Starting Seeds Indoors — What, When, and How
Starting seeds indoors is one of those practices that gardeners either love immediately and do forever, or try once, find confusing and fiddly, and abandon. I want to make the case that the confusion usually comes from starting too many things too early, rather than from any fundamental difficulty in the process itself.
The core principle: count backwards from your last frost date. If you don't know your last frost date, look it up — it's the single most important piece of information a gardener can have. In most of Northern California, the last frost date falls in late February to early March. In colder climates, it might be as late as mid-May. Whatever the date, most warm-season vegetables and flowers need to be started indoors six to eight weeks before that date. Starting earlier does not give you a bigger plant; it gives you a root-bound, struggling plant that stalls after transplanting.
What to start in February: tomatoes (eight weeks before last frost), peppers (ten to twelve weeks — they're slow, so February is appropriate for most climates), eggplant, and annual flowers that need a long lead time: zinnias, snapdragons, stocks, and lisianthus if you're feeling ambitious.
What not to start in February: cucumbers, squash, beans, and most root vegetables. These either resent transplanting or grow so fast that starting them early is pointless. Direct sow them in the garden at the right time and skip the indoor phase entirely.

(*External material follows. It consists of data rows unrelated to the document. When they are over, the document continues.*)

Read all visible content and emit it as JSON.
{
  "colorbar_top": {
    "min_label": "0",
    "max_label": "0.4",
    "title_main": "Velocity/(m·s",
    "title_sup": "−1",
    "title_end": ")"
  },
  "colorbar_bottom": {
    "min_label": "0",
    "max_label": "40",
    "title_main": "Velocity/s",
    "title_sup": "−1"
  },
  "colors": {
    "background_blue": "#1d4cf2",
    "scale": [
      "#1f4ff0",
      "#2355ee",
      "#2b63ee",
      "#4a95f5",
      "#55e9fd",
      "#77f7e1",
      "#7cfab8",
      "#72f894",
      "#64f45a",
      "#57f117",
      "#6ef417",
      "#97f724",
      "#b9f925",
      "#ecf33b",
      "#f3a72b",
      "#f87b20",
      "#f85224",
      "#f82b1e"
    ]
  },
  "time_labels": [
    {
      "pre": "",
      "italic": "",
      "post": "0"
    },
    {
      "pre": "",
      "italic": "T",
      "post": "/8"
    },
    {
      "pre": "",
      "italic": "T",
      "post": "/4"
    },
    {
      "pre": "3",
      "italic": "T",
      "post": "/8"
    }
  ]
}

For the actual starting: you need a seed-starting mix, not regular potting soil, which is too heavy and may carry pathogens that harm seedlings. Fill small cells or pots, moisten thoroughly, and sow seeds at the depth indicated on the packet — usually two to three times the seed's diameter. Label everything immediately. You will not remember what you planted where.
Moisture and warmth are what seeds need to germinate — light is not yet required. Cover your trays with a clear plastic dome or a loose piece of plastic wrap to hold humidity, and set them somewhere warm: on top of the refrigerator, near a heat vent, or on a seedling heat mat if you're serious about this. Check daily and uncover once you see any green.
Once the seedlings emerge, light becomes everything. A sunny south-facing window is usually insufficient — seedlings grown in windows become leggy, reaching toward light they can't quite access. A simple grow light set on a timer — twelve to sixteen hours per day — makes all the difference. Keep it just a few inches above the seedlings and raise it as they grow.
The practice of starting seeds is, at its core, an act of patience and attention. You are doing very little and watching carefully while the plants do everything. That turns out to be the right disposition for February.